Die Achterbahn (Downhill):

Der nächste Streckenabschnitt – ich nenne ihn die Achterbahn – ist einer meine Lieblingsstücke. Nachdem die Trampelei nach oben vorbei ist, geht’s links herum auf eine Ebene unterhalb dem Hochplateau der Halde. Nun kommen wenige hundert Meter auf ebener Strecke mit einer herrlichen Aussicht. Ich nutze das Stück gerne um einfach mal kurz durchzuatmen und einen Schluck aus der Trinkblase zu nehmen. Die Einfahrt zur Achterbahn ist überschaubar und man kann’s schon Anfangs gut fliegen lassen. Etwa in der Mitte der ersten Abschnitts kreuzt ein Ablauf den Trail und ist mit Steinen versehen. Diese können bei Nässe – je nach Reifen – auch mal glitschig sein und sollten in einem 90-Grad-Winkel überfahren werden. Dann schlängelt sich der Trail etwas und hier kommen die ersten Anliegerkurven: erst nach rechts, dann nach links. Wichtig ist hier schon ein Blick auf den Fahrtweg, da im Ausgang der Kurven gerne mal Überraschungen wie Furchen oder loses Geröll lauern. Wenn man nun genug Schwung mitnimmt, kann man die leichte Erhöhung ohne Pedal-Tritt durchfahren. Nach einer Weggabelung folgt der Trail weiter mit einem Anlieger nach rechts. Hier ist Vorsicht geboten, da der Untergrund am Eingang und bei ausgefahrener Linie gerne mal lose ist. Vor der nächsten Kurve nach links haben sich mit der Zeit kleine Bodenwellen gebildet. Dummerweise genau im Bereich der Ideallinie. Wenn man nicht gerade über viel Federweg verfügt, dann empfehle ich vorab genau die Linie zu wählen. Sonst wird die Einfahrt in die Kurve unruhig. Wie schon im ersten Teil nun auch wieder viel Schwung mitnehmen, dann kann man mit viel Flow durch das letzte Stück fliegen. Zum Schluss kommt noch eine rechts-links Kombination und man ist schon unten angekommen.
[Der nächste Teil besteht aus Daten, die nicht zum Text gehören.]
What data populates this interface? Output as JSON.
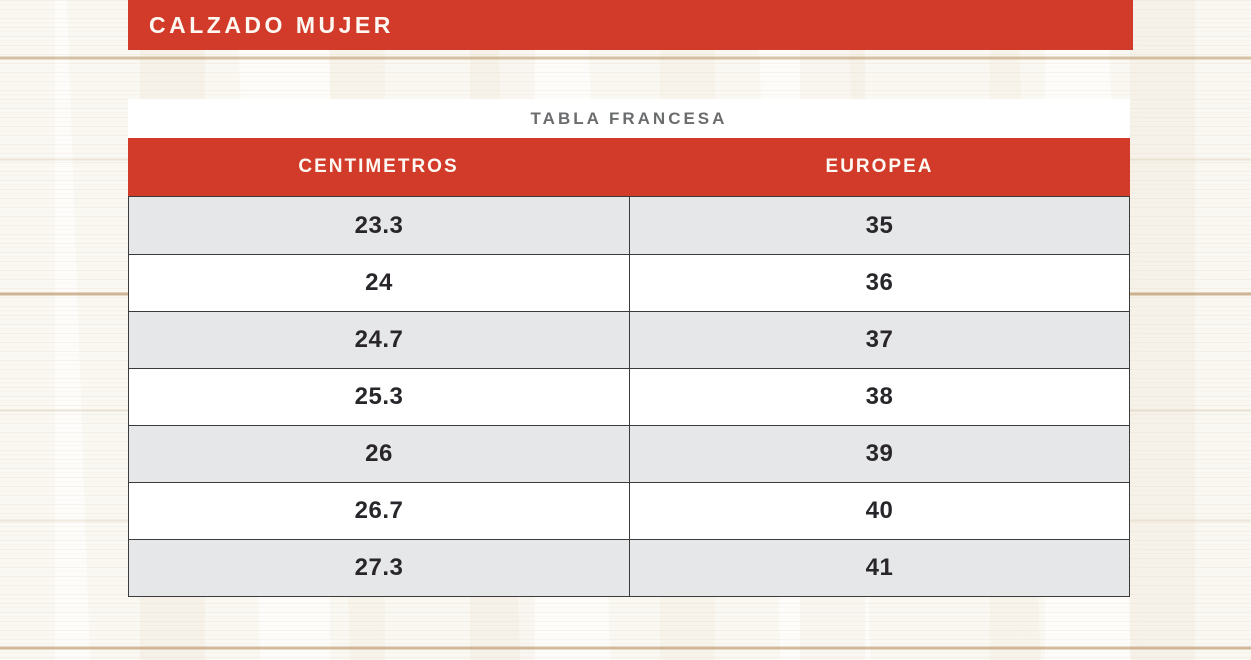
{
  "banner": {
    "title": "CALZADO MUJER"
  },
  "table": {
    "title": "TABLA FRANCESA",
    "headers": [
      "CENTIMETROS",
      "EUROPEA"
    ],
    "rows": [
      {
        "cm": "23.3",
        "eu": "35"
      },
      {
        "cm": "24",
        "eu": "36"
      },
      {
        "cm": "24.7",
        "eu": "37"
      },
      {
        "cm": "25.3",
        "eu": "38"
      },
      {
        "cm": "26",
        "eu": "39"
      },
      {
        "cm": "26.7",
        "eu": "40"
      },
      {
        "cm": "27.3",
        "eu": "41"
      }
    ]
  },
  "colors": {
    "accent_red": "#d23b2a",
    "row_alt_gray": "#e6e7e8",
    "border_dark": "#3b3b3b",
    "title_gray": "#6b6c6e"
  }
}
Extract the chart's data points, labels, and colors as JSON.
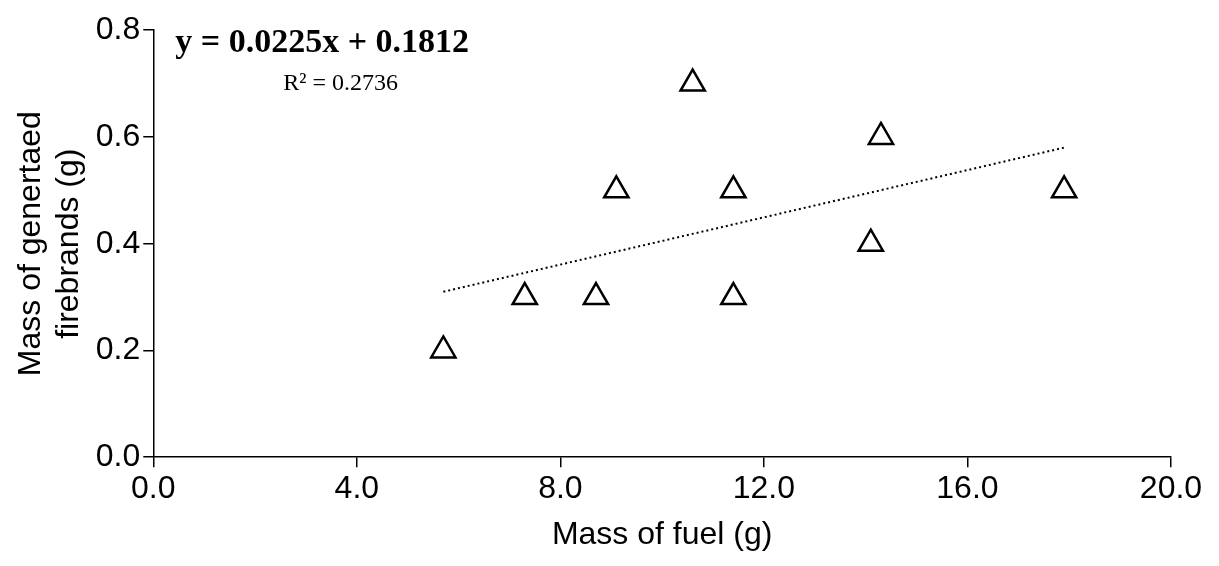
{
  "chart_data": {
    "type": "scatter",
    "xlabel": "Mass of fuel (g)",
    "ylabel": "Mass of genertaed firebrands (g)",
    "annotations": [
      "y = 0.0225x + 0.1812",
      "R² = 0.2736"
    ],
    "xlim": [
      0,
      20
    ],
    "xticks": [
      {
        "value": 0,
        "label": "0.0"
      },
      {
        "value": 4,
        "label": "4.0"
      },
      {
        "value": 8,
        "label": "8.0"
      },
      {
        "value": 12,
        "label": "12.0"
      },
      {
        "value": 16,
        "label": "16.0"
      },
      {
        "value": 20,
        "label": "20.0"
      }
    ],
    "ylim": [
      0,
      0.8
    ],
    "yticks": [
      {
        "value": 0,
        "label": "0.0"
      },
      {
        "value": 0.2,
        "label": "0.2"
      },
      {
        "value": 0.4,
        "label": "0.4"
      },
      {
        "value": 0.6,
        "label": "0.6"
      },
      {
        "value": 0.8,
        "label": "0.8"
      }
    ],
    "grid": false,
    "legend": false,
    "series": [
      {
        "type": "scatter",
        "color": "#000000",
        "marker": "triangle",
        "x": [
          5.7,
          7.3,
          8.7,
          9.1,
          10.6,
          11.4,
          11.4,
          14.1,
          14.3,
          17.9
        ],
        "values": [
          0.2,
          0.3,
          0.3,
          0.5,
          0.7,
          0.5,
          0.3,
          0.4,
          0.6,
          0.5
        ]
      },
      {
        "type": "line",
        "color": "#000000",
        "marker": "none",
        "line_style": "dotted",
        "x": [
          5.7,
          17.9
        ],
        "values": [
          0.31,
          0.58
        ]
      }
    ]
  }
}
Kleiner Haken: Wenn man zu schnell in diese Kurvenkombination kommt, kann am Ende etwas der Weg ausgehen wenn man sich zu weit nach außen tragen lässt.

Uphill 3:

Nach der Achterbahn geht der Trail erst einmal entspannt geradeaus. Ich empfehle hier das Tempo anzuziehen, damit man mit genug Schwung den ersten Anstieg nehmen kann. Der hat’s nämlich in sich und hat nach den ersten Metern einen kleinen Regenlauf.